The candidate would lose that “safe harbor” if he discussed details of how money might be spent with an independent expenditure group prior to the expenditure, she wrote.


“Requesting that audience members attack his opponent does not rise to the level of providing details regarding a future communication,” she wrote. “Further, a supporter of a candidate does not have her ability to make an independent expenditure stripped away merely because she was an audience member at an event where the candidate exhorted her to support him.”

Chris Lehane, chief strategist with Level the Playing Field, called the ruling a victory against “Nixon-style” politics.

“They want to intimidate folks from speaking against her,” Lehane said. “This was a window into Queen Meg’s character and a glimpse of how she would be as governor. If someone challenges her, she’ll do everything to intimidate them.”

Lehane said Whitman should pay the cost of the investigation, which he called frivolous.

Tucker Bounds, Whitman’s deputy campaign manager, said the ruling will provide a benefit to the public.

“As a result of our filing, Team Brown will now be outwardly advertising exactly which unions are propping them up — and that’s a victory,” Bounds said. “The truth is these groups are attacking Meg in order to elect their guy Jerry Brown and preserve the unions’ stranglehold on Sacramento. That’s a fact that isn’t going to be lost on anyone.”


Marijuana and the ‘Manhattan Madam’

Having qualified just last week for November’s ballot, the folks behind the measure to legalize and tax recreational marijuana launched their first radio ad today.

The 55-second ad, running on stations in the Los Angeles and San Francisco Bay Area media markets, features former Los Angeles Deputy Sheriff and police officer Jeffrey Studdard explaining his support for the measure:

“Like many other cops and law enforcement professionals, I’ve seen firsthand that the current approach on cannabis is simply not working.

“It’s led to violent drug cartels, dealers in our schools and our streets, and cost millions of dollars – without reducing consumption.

“That’s why cops support Tax Cannabis 2010, the initiative to control and tax cannabis.
It will provide billions to fund what matters, and allow police to focus on violent crime.

“It’s time to control it, and tax it.”

Listen to it here:

The proponents say the public is on their side (at least, as of a year ago) even if this year’s crop of candidates isn’t. But at least one candidate likes the measure, though she’s not from California.

(Cue Garth Brooks’ “Friends in Low Places.”)

New York gubernatorial candidate Kristin Davis – formerly the “Manhattan Madam” who provided escorts to former New York Attorney General and Gov. Elliot Spitzer, for which she was convicted of promoting prostitution and served four months on Riker’s Island – said today she sees the Golden State’s marijuana-legalization ballot measure as a milestone to be emulated in the Empire State. From her news release:

Kristin Davis“Californians have figured out what New Yorkers need to figure out. Marijuana is a $10 billion-a-year industry in New York State. Its legalization and taxation will help New York’s current financial crises.

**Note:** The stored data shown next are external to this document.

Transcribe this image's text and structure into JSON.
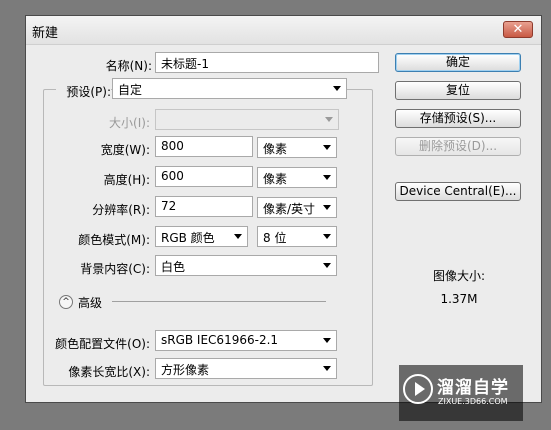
{
  "window": {
    "title": "新建",
    "close_glyph": "✕"
  },
  "form": {
    "name": {
      "label": "名称(N):",
      "value": "未标题-1"
    },
    "preset": {
      "label": "预设(P):",
      "value": "自定"
    },
    "size": {
      "label": "大小(I):",
      "value": ""
    },
    "width": {
      "label": "宽度(W):",
      "value": "800",
      "unit": "像素"
    },
    "height": {
      "label": "高度(H):",
      "value": "600",
      "unit": "像素"
    },
    "resolution": {
      "label": "分辨率(R):",
      "value": "72",
      "unit": "像素/英寸"
    },
    "color_mode": {
      "label": "颜色模式(M):",
      "value": "RGB 颜色",
      "depth": "8 位"
    },
    "background": {
      "label": "背景内容(C):",
      "value": "白色"
    },
    "advanced": {
      "label": "高级",
      "toggle_glyph": "^"
    },
    "color_profile": {
      "label": "颜色配置文件(O):",
      "value": "sRGB IEC61966-2.1"
    },
    "pixel_aspect": {
      "label": "像素长宽比(X):",
      "value": "方形像素"
    }
  },
  "buttons": {
    "ok": "确定",
    "reset": "复位",
    "save_preset": "存储预设(S)...",
    "delete_preset": "删除预设(D)...",
    "device_central": "Device Central(E)..."
  },
  "image_size": {
    "label": "图像大小:",
    "value": "1.37M"
  },
  "watermark": {
    "brand": "溜溜自学",
    "url": "ZIXUE.3D66.COM"
  }
}
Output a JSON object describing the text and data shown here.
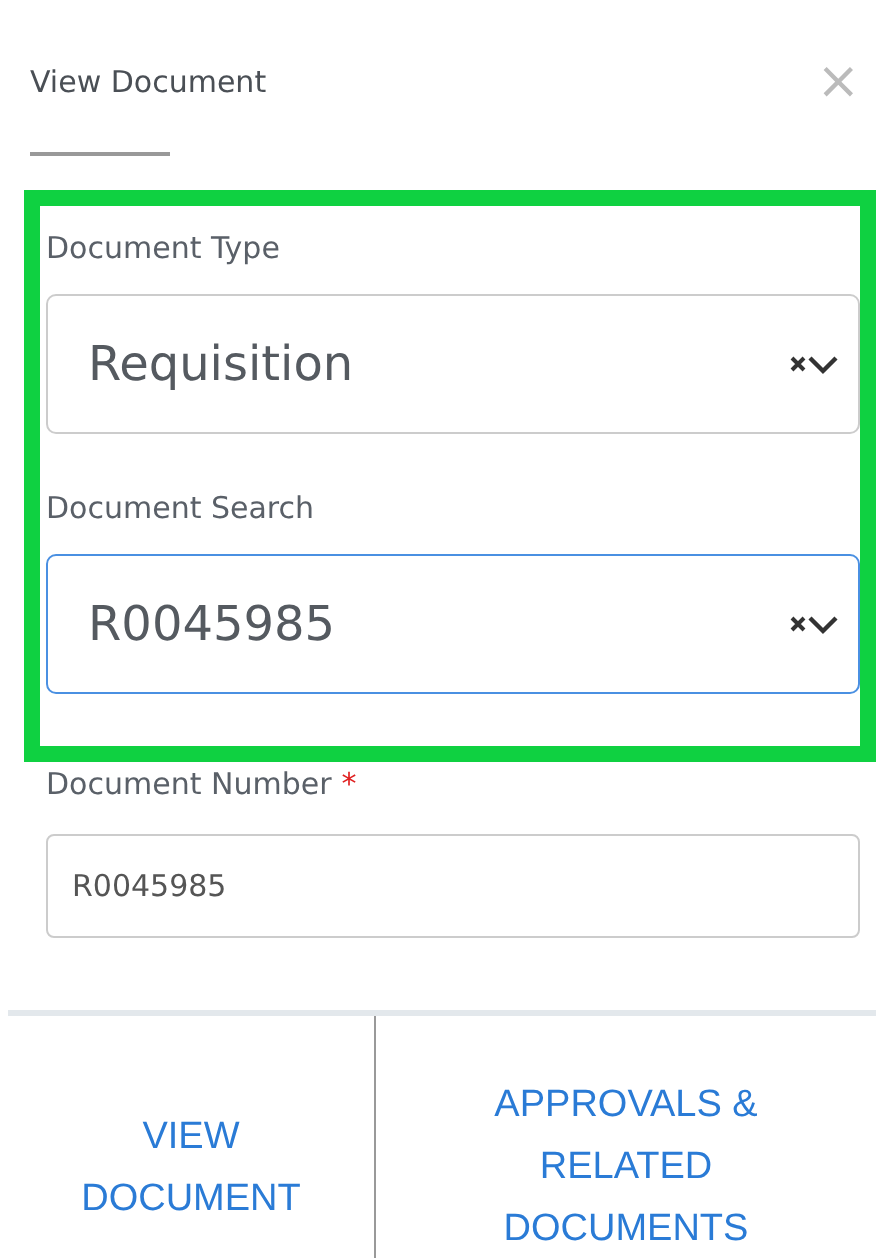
{
  "dialog": {
    "title": "View Document",
    "close": "×"
  },
  "highlighted_fields": [
    {
      "kind": "select",
      "label": "Document Type",
      "value": "Requisition",
      "focused": false
    },
    {
      "kind": "select",
      "label": "Document Search",
      "value": "R0045985",
      "focused": true
    }
  ],
  "fields": [
    {
      "kind": "input",
      "label": "Document Number",
      "required": true,
      "required_mark": "*",
      "value": "R0045985"
    }
  ],
  "actions": [
    {
      "lines": [
        "VIEW",
        "DOCUMENT"
      ]
    },
    {
      "lines": [
        "APPROVALS &",
        "RELATED",
        "DOCUMENTS"
      ]
    }
  ]
}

“California is setting a precedent that hard times call for innovative solutions. California is facing an enormous budget deficit and rather than raise taxes in a struggling economy, the voters have taken measures into their own hands and put the issue on the ballot so that the people can decide. Californians are sending the message that they are unhappy with the status-quo and are taking their State back”.

“It’s time New York follows suit. As our budget deficit rises to over $9 billion, it’s time we look for ways of bringing in new revenue rather than increase taxes on struggling New Yorkers. None of the career politicians offer any solutions to our troubled economy; they only offer more of the same – tax increases and service cuts.”

“Our budget shortfall has gone from $7 Billion, to $9 Billion, to an estimate $15 Billion in just a few weeks. Legalizing, regulating and taxing marijuana will generate $1 billion in new revenues, save millions in wanted law enforcement, cut court costs and help balance the budget.”